H2 will make the soundstage 3D, depth and width increase when adjusted to your room and listening preference. It's what makes the B1 Korg so interesting as a preamp.
 
Showing off... and Troubleshooting Question

Well, here it is! I've really spent quite a long time procrastinating, but I have a (partially) functioning BA18 in my system. The first picture shows it in situ, plus pictures of the guts (L to R: Wayne's BA18, TentLabs attenuator, dual board Salas Simplistic RIAA) and the Sigma22 PSU in its separate enclosure. I didn't have the foresight to snap pictures of the backside, but it's about as you'd expect -- RCA connectors and a heavy-duty 7-pin umbilical.

So, here's the issue: it works really well, except that for some reason, my music comes through in mono. Not just one speaker working -- somehow, I managed to get it to sum both channels, or else, even more baffling, it takes the input for one side and plays it through both speakers. Listening tests seem to indicate this may be the case. I'm sure my rat's nest wiring doesn't help as far as diagnosis. But it is dead silent, so at least there's that.

Any ideas? I'm totally stumped, if only because I'm sure I did everything right.

While I'm asking questions, the DC offset seems OK but could be better. One channel seems to wander around between +/- 25mV, is that acceptable?
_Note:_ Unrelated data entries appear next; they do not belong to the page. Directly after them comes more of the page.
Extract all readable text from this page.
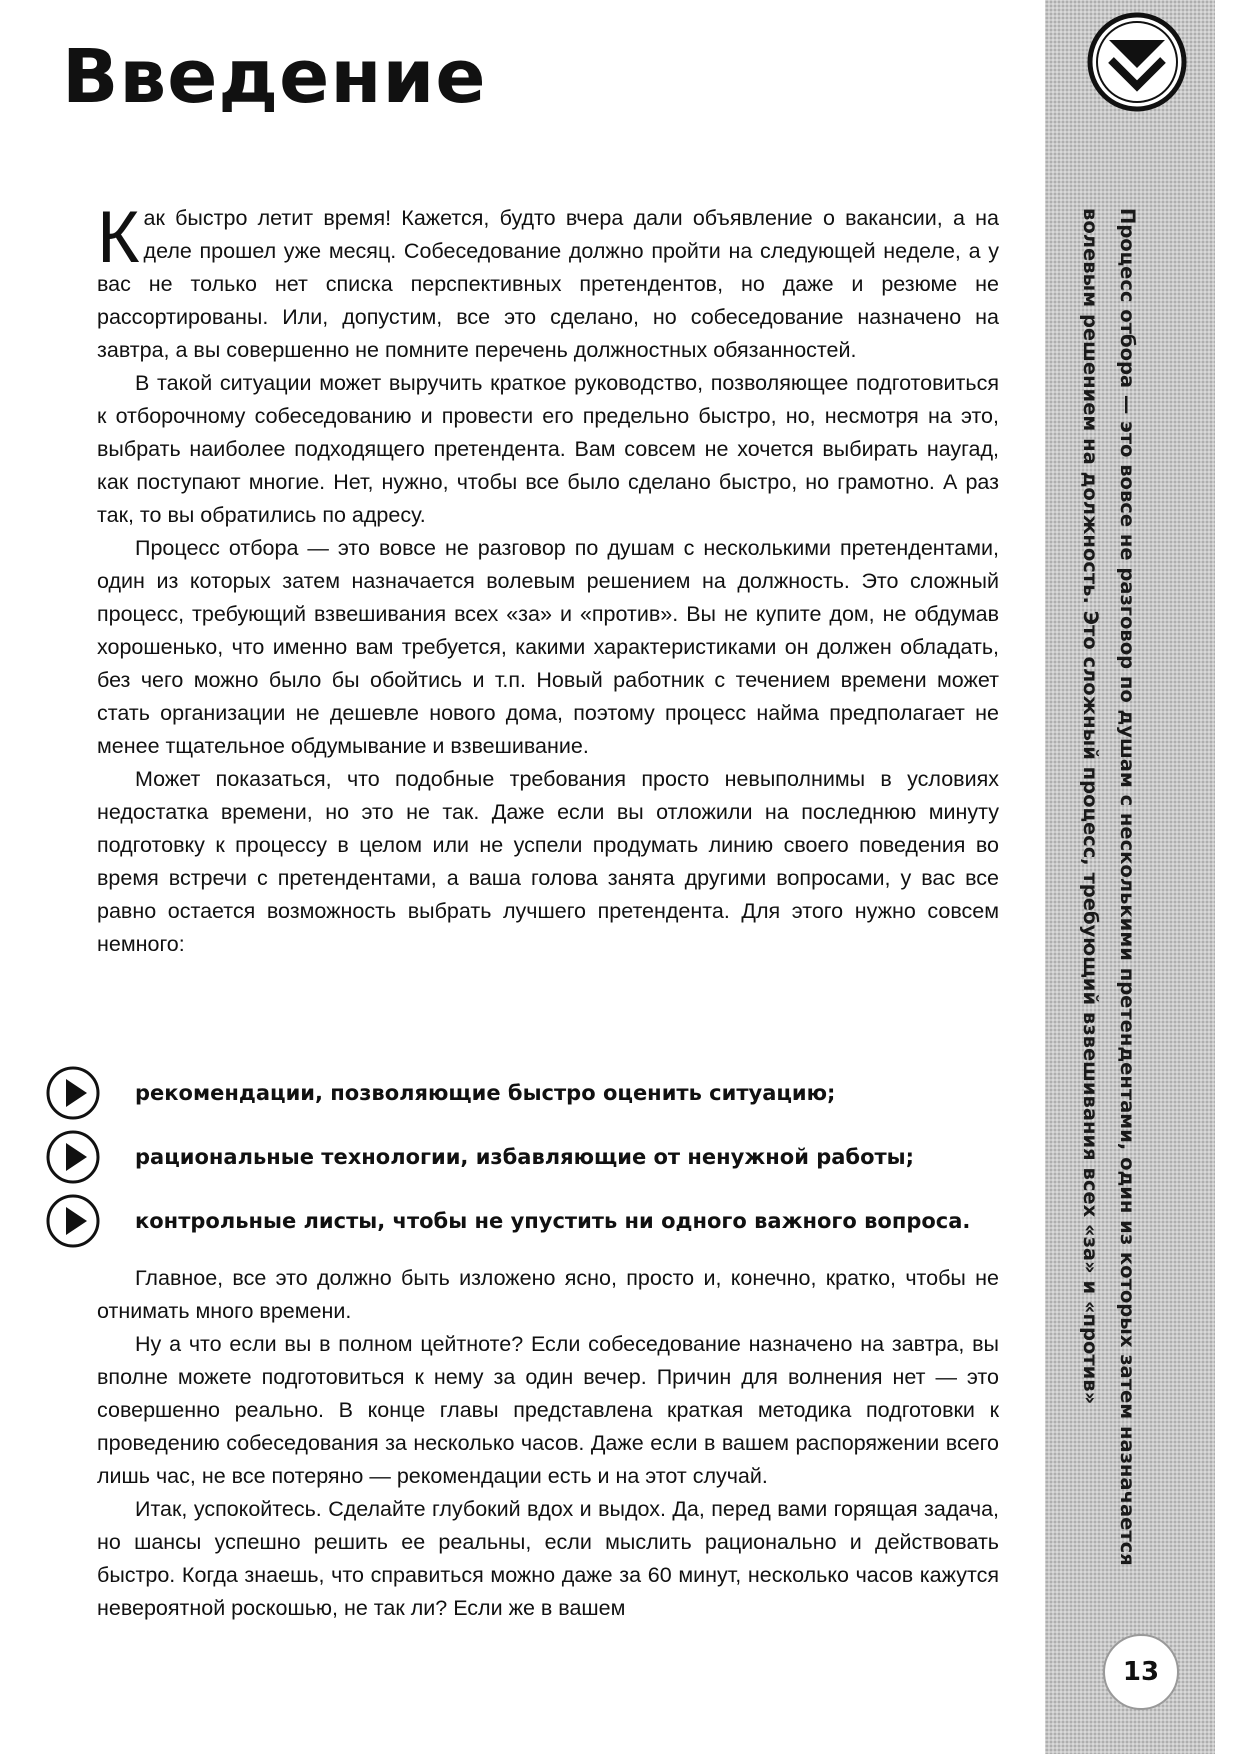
Введение

Как быстро летит время! Кажется, будто вчера дали объявление о вакансии, а на деле прошел уже месяц. Собеседование должно пройти на следующей неделе, а у вас не только нет списка перспективных претендентов, но даже и резюме не рассортированы. Или, допустим, все это сделано, но собеседование назначено на завтра, а вы совершенно не помните перечень должностных обязанностей.

В такой ситуации может выручить краткое руководство, позволяющее подготовиться к отборочному собеседованию и провести его предельно быстро, но, несмотря на это, выбрать наиболее подходящего претендента. Вам совсем не хочется выбирать наугад, как поступают многие. Нет, нужно, чтобы все было сделано быстро, но грамотно. А раз так, то вы обратились по адресу.

Процесс отбора — это вовсе не разговор по душам с несколькими претендентами, один из которых затем назначается волевым решением на должность. Это сложный процесс, требующий взвешивания всех «за» и «против». Вы не купите дом, не обдумав хорошенько, что именно вам требуется, какими характеристиками он должен обладать, без чего можно было бы обойтись и т.п. Новый работник с течением времени может стать организации не дешевле нового дома, поэтому процесс найма предполагает не менее тщательное обдумывание и взвешивание.

Может показаться, что подобные требования просто невыполнимы в условиях недостатка времени, но это не так. Даже если вы отложили на последнюю минуту подготовку к процессу в целом или не успели продумать линию своего поведения во время встречи с претендентами, а ваша голова занята другими вопросами, у вас все равно остается возможность выбрать лучшего претендента. Для этого нужно совсем немного:

рекомендации, позволяющие быстро оценить ситуацию;
рациональные технологии, избавляющие от ненужной работы;
контрольные листы, чтобы не упустить ни одного важного вопроса.

Главное, все это должно быть изложено ясно, просто и, конечно, кратко, чтобы не отнимать много времени.

Ну а что если вы в полном цейтноте? Если собеседование назначено на завтра, вы вполне можете подготовиться к нему за один вечер. Причин для волнения нет — это совершенно реально. В конце главы представлена краткая методика подготовки к проведению собеседования за несколько часов. Даже если в вашем распоряжении всего лишь час, не все потеряно — рекомендации есть и на этот случай.

Итак, успокойтесь. Сделайте глубокий вдох и выдох. Да, перед вами горящая задача, но шансы успешно решить ее реальны, если мыслить рационально и действовать быстро. Когда знаешь, что справиться можно даже за 60 минут, несколько часов кажутся невероятной роскошью, не так ли? Если же в вашем

Процесс отбора — это вовсе не разговор по душам с несколькими претендентами, один из которых затем назначается волевым решением на должность. Это сложный процесс, требующий взвешивания всех «за» и «против»

13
I'm not super worried for now because the amp I'm going to use is the power section of a McIntosh integrated, which very likely has an input capacitor to deal with exactly this kind of thing. But one day I'd like to build an F5T, which might not be so tolerant. Of course, even just taking the lid off to measure can cause it to drift, but is it high enough that I should be trying to reduce the offset?

Thanks to everyone, you've all been immensely helpful!